More women have also entered the labour market and enjoyed pay increases relative to men's.

These two factors have weakened the norm of male responsibility.

A man, whose biological investment in parental care is low, compared to a woman's, no longer has to limit his fertility to one woman. He can choose not to marry a woman he has made pregnant.

In the US in the '50s, up to 60 per cent of brides at the altar were pregnant, and their bridegrooms coerced into marriage, usually by the brides' relatives. Men were supposed to provide for their families financially.

But since the '60s, the woman can opt for abortion or support herself and her offspring without a husband on her own earnings, or through the welfare state.
The weakening of the norm of male responsibility has also reinforced the need for women to arm themselves with job skills so as not to be dependent on men who may turn out to be unreliable.

The result is that a whole generation is growing up without fathers to socialise them, a generation that, figures have shown, is more prone to educational failure, violence and crime than its predecessors.

So, what works?

THIS has become the credo of both Messrs Bill Clinton and Tony Blair in presiding over their post-ideological societies.

They are governing from the "radical centre", and are fighting to restore the norms of the family as the starting point in their goals to bring back order and restraint to their countries.

If the collapse of Marxism really marked the end of history, and democracy has triumphed, then the US and Britain should not be beset with the kind of serious problems that their leaders are now tackling.

Democracy obviously has its own shortcomings like any other ideology. And just as obviously, it cannot be imposed on any other country as the only way to run a society, as human rights groups have advocated in a manner bordering, ironically, on fascism.

As Patrick Kennon, who has done an extensive study of world politics as a CIA researcher, says in his book The Twilight Of Democracy (1995): "It should not surprise us that the NICs are only able to industrialise under authoritarian regimes; it instead should surprise us that they are often able to do it more humanely?and more democratically?than their first world predecessors."

The human rights advocates may not want to be reminded of it, but the US and Western Europe became industrialised under conditions of limited suffrage massive political corruption, miserable working conditions and widespread policestate tactics against labour, and systematic destruction of the environment.

Media role

I WRITE as a beneficiary of Mr Lee Kuan Yew's leadership. I write, too, as someone who has been in the print media for the last 23 years.

The media can choose to help a society get organised especially now in a time of great change, or undermine and unravel its institutions in the name of press freedom.
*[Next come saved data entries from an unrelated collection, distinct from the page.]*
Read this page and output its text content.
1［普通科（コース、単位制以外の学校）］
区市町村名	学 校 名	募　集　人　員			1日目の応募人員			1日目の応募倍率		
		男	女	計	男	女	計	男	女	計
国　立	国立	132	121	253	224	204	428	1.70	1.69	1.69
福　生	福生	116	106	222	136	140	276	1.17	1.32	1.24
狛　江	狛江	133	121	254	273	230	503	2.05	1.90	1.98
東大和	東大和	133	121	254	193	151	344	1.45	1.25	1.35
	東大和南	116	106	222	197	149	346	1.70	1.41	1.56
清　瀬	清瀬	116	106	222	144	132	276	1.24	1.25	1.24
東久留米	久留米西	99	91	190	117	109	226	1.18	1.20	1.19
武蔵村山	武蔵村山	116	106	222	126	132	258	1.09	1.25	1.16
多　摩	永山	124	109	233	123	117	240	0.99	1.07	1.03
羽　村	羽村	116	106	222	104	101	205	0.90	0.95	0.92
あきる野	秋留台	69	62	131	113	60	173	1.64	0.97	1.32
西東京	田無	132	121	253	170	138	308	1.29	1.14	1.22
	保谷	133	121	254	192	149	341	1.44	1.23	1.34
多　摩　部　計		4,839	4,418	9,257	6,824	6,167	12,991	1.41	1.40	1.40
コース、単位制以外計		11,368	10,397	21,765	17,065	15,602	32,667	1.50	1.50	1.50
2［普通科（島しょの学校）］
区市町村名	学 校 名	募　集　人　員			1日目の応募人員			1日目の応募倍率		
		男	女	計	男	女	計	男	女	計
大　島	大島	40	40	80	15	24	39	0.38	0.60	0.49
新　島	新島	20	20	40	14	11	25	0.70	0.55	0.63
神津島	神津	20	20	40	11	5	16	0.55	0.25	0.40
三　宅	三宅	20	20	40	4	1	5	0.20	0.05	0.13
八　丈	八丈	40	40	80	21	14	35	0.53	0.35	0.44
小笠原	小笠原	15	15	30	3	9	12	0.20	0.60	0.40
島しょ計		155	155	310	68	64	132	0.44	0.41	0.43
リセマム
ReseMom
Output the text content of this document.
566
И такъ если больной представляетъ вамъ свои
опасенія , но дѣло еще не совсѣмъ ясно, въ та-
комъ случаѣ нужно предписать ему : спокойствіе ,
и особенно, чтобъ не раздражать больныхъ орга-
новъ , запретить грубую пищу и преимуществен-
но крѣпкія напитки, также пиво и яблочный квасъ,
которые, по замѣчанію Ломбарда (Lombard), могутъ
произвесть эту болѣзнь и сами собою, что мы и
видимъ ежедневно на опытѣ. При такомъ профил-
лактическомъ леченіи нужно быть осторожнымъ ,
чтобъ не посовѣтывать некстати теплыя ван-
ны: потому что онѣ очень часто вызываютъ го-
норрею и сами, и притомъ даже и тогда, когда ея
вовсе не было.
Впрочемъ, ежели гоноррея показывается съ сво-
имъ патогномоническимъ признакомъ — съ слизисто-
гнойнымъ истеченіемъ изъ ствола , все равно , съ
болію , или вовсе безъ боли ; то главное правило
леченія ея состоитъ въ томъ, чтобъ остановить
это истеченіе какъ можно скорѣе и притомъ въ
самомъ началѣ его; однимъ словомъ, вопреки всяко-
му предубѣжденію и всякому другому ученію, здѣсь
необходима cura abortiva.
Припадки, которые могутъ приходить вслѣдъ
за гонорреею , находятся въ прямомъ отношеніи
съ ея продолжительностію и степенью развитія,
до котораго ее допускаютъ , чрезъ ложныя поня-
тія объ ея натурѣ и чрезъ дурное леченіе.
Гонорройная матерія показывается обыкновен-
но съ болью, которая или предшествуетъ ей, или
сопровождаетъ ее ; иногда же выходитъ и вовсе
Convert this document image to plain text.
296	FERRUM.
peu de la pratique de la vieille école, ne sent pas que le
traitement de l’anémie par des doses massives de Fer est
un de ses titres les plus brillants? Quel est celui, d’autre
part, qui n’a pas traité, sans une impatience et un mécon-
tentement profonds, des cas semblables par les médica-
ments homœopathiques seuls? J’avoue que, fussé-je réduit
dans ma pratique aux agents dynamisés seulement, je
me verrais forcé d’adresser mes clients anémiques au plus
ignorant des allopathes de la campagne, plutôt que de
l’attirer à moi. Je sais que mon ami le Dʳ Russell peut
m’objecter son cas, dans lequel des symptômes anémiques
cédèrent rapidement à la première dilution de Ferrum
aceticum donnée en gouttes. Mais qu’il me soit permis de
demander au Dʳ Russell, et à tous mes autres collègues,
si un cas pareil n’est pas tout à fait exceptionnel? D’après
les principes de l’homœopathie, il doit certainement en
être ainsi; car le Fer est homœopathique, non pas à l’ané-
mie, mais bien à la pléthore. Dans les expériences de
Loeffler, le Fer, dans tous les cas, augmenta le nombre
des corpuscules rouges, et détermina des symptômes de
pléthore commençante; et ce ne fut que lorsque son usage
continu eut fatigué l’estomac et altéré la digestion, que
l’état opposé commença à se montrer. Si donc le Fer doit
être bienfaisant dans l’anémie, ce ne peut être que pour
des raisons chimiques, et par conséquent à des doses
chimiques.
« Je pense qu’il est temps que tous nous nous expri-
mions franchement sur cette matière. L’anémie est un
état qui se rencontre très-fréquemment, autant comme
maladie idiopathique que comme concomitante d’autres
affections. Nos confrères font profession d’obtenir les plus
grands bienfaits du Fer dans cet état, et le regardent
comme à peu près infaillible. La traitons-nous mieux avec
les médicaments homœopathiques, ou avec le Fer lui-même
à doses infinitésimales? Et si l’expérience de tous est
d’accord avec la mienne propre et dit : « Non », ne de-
I have chosen to see my role in the former.

The media have civic duties, more so if they are monopolies. Press freedom is a relative term. I am not persuaded that the Singapore media should model themselves after Murdoch's or Time-Warner-CNN's empires, which are global monopolies in their own way.

The greatest freedom an individual can ask for is to be allowed to actualise his fullest potential?be the best he can be.

In Singapore, he is actually encouraged to, but with no glossing over the hard fact that there must be others better than he is, no matter how hard he strives, just as there are others who will never be as good as he is.

People are endowed by nature differently. But, if he strives, if he is disciplined and shows enterprise, he gets a prize. How big the prize depends on how well his society has performed against other societies.